ある程度代を重ねて行けばどの枝葉でもハイインローは入ることになるが、その前にハイペリオンだけクロスさせる形は多いし、それからハイインローで継続・・・ということもまた多い。エルグランセニョールなどはノーザンダンサー×バックパサー×トラフィックジャッジ。後継には恵まれなかったが名繁殖であるToussaudを出している。これがエルグランセニョール×インリアリティ×コーニッシュプリンス×スワップスで、それにアンブライドルドが入ったのがエンパイアメーカー、となる。・・・エンパイアメーカーって社台が買ったわけじゃないのか。えげつないテラ銭をもぎ取っていくだけあって競馬振興のためにいろいろやってるのね。そういやダンシングブレーヴJRAが購入してるっけ。馬券を買うことによって日本競馬が発展していく・・・素晴らしいことだね!ちなみに軽種牡馬協会の理事には鈴木宗男がいるらしいぜ。あいつと馬は何の関係があるんだ。あなたは道東の人間でしょう。馬産は道南の仕事よ。いや、馬喰の息子という話はあるから無関係ではないのだろうけども・・・。

ノーザンダンサーのクロスは非常に多いがニアークティックだけをクロスさせることは非常に少ない。原因は他のニアークティックから派生した種牡馬が少ないこと。アイスカペイドワイルドアゲインが最も繁栄しているのだろうが、アイスカペイドの母父がネイティブダンサーなのでノーザンダンサーと4分の3が同血。そしてワイルドアゲインの代になるとハイペリオンマームードが入る。ノーザンダンサーと大差ない・・・というと大間違いだが血統要素がかぶらないわけでもない。
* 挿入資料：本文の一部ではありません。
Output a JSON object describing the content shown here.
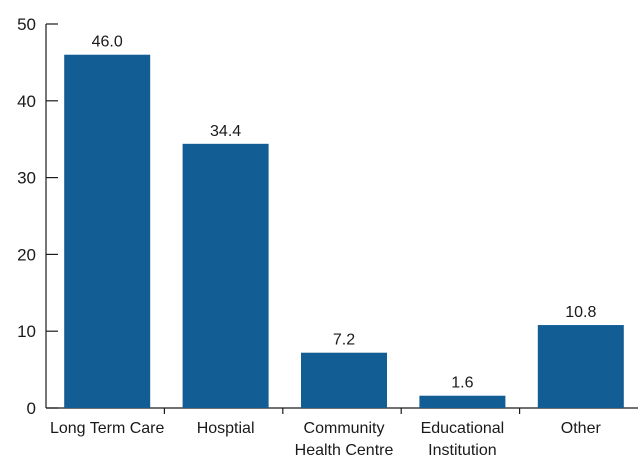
{
  "chart_data": {
    "type": "bar",
    "categories": [
      [
        "Long Term Care"
      ],
      [
        "Hosptial"
      ],
      [
        "Community",
        "Health Centre"
      ],
      [
        "Educational",
        "Institution"
      ],
      [
        "Other"
      ]
    ],
    "values": [
      46.0,
      34.4,
      7.2,
      1.6,
      10.8
    ],
    "value_labels": [
      "46.0",
      "34.4",
      "7.2",
      "1.6",
      "10.8"
    ],
    "ylim": [
      0,
      50
    ],
    "yticks": [
      0,
      10,
      20,
      30,
      40,
      50
    ],
    "bar_color": "#115d94",
    "axis_color": "#1a1a1a",
    "grid": false,
    "title": "",
    "xlabel": "",
    "ylabel": ""
  }
}
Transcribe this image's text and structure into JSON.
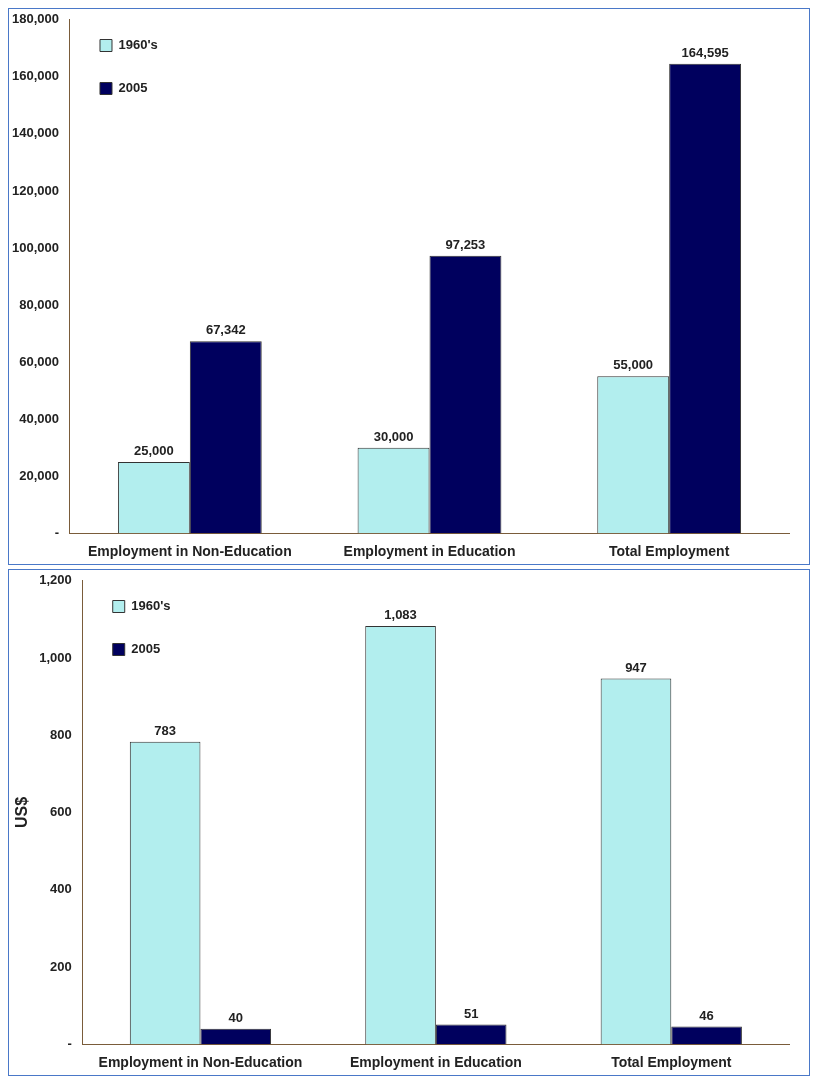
{
  "chart_data": [
    {
      "type": "bar",
      "categories": [
        "Employment in Non-Education",
        "Employment in Education",
        "Total Employment"
      ],
      "series": [
        {
          "name": "1960's",
          "color": "#b2eeee",
          "values": [
            25000,
            30000,
            55000
          ],
          "value_labels": [
            "25,000",
            "30,000",
            "55,000"
          ]
        },
        {
          "name": "2005",
          "color": "#00005e",
          "values": [
            67342,
            97253,
            164595
          ],
          "value_labels": [
            "67,342",
            "97,253",
            "164,595"
          ]
        }
      ],
      "ylim": [
        0,
        180000
      ],
      "yticks": [
        {
          "value": 0,
          "label": "-"
        },
        {
          "value": 20000,
          "label": "20,000"
        },
        {
          "value": 40000,
          "label": "40,000"
        },
        {
          "value": 60000,
          "label": "60,000"
        },
        {
          "value": 80000,
          "label": "80,000"
        },
        {
          "value": 100000,
          "label": "100,000"
        },
        {
          "value": 120000,
          "label": "120,000"
        },
        {
          "value": 140000,
          "label": "140,000"
        },
        {
          "value": 160000,
          "label": "160,000"
        },
        {
          "value": 180000,
          "label": "180,000"
        }
      ],
      "legend": "top left"
    },
    {
      "type": "bar",
      "ylabel": "US$",
      "categories": [
        "Employment in Non-Education",
        "Employment in Education",
        "Total Employment"
      ],
      "series": [
        {
          "name": "1960's",
          "color": "#b2eeee",
          "values": [
            783,
            1083,
            947
          ],
          "value_labels": [
            "783",
            "1,083",
            "947"
          ]
        },
        {
          "name": "2005",
          "color": "#00005e",
          "values": [
            40,
            51,
            46
          ],
          "value_labels": [
            "40",
            "51",
            "46"
          ]
        }
      ],
      "ylim": [
        0,
        1200
      ],
      "yticks": [
        {
          "value": 0,
          "label": "-"
        },
        200,
        400,
        600,
        800,
        {
          "value": 1000,
          "label": "1,000"
        },
        {
          "value": 1200,
          "label": "1,200"
        }
      ],
      "legend": "top left"
    }
  ]
}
そしておそらくニアークティックをクロスさせても面白くないだろう。ネアルコ×ハイペリオンのド緊張を増幅させてもねぇ。だからLady Angela・・・ハイペリオンの方だけを増幅させたノーザンテーストがこれだけ流行したのであって、やはりモチジュン先生の理論通りに「ハイペリオン万歳」という締めくくりで。

余談。

馬喰と書いた。馬を喰らう、ってなわけだから差別用語なんじゃないかとドキドキしながら調べてみるとそんなことはない。別の書き方をすると「伯楽」てなわけで、読みもそのまま「ばくろう」。名伯楽の伯楽なわけで、本来ならば「めいばくろう」なんだね。「めいはくらく」の方がかっちょいいけども。

あと、「デッドヒート」の意味も面白かったね。「ヒートレース」って形式が18世紀まではあって、それはレースを何度か繰り返して一定の勝利数を収めなきゃ勝ちと認めないよってやり方。それに加えて僅かな着差では勝ちと認めない。レースの単位を「ヒート」。つまり1ヒート2ヒートとしていて、勝ち馬なしのヒートを「デッドヒート」と、そのヒートは失われた、無効ですよ、ということになるらしい。Wikipediaでは『「激しいデッドヒート」などと表現するが、原義に照らすと、これは「激しく無意味な争いをしている」というような意味になる』という話を紹介。出典先があるから本からの抜粋だね。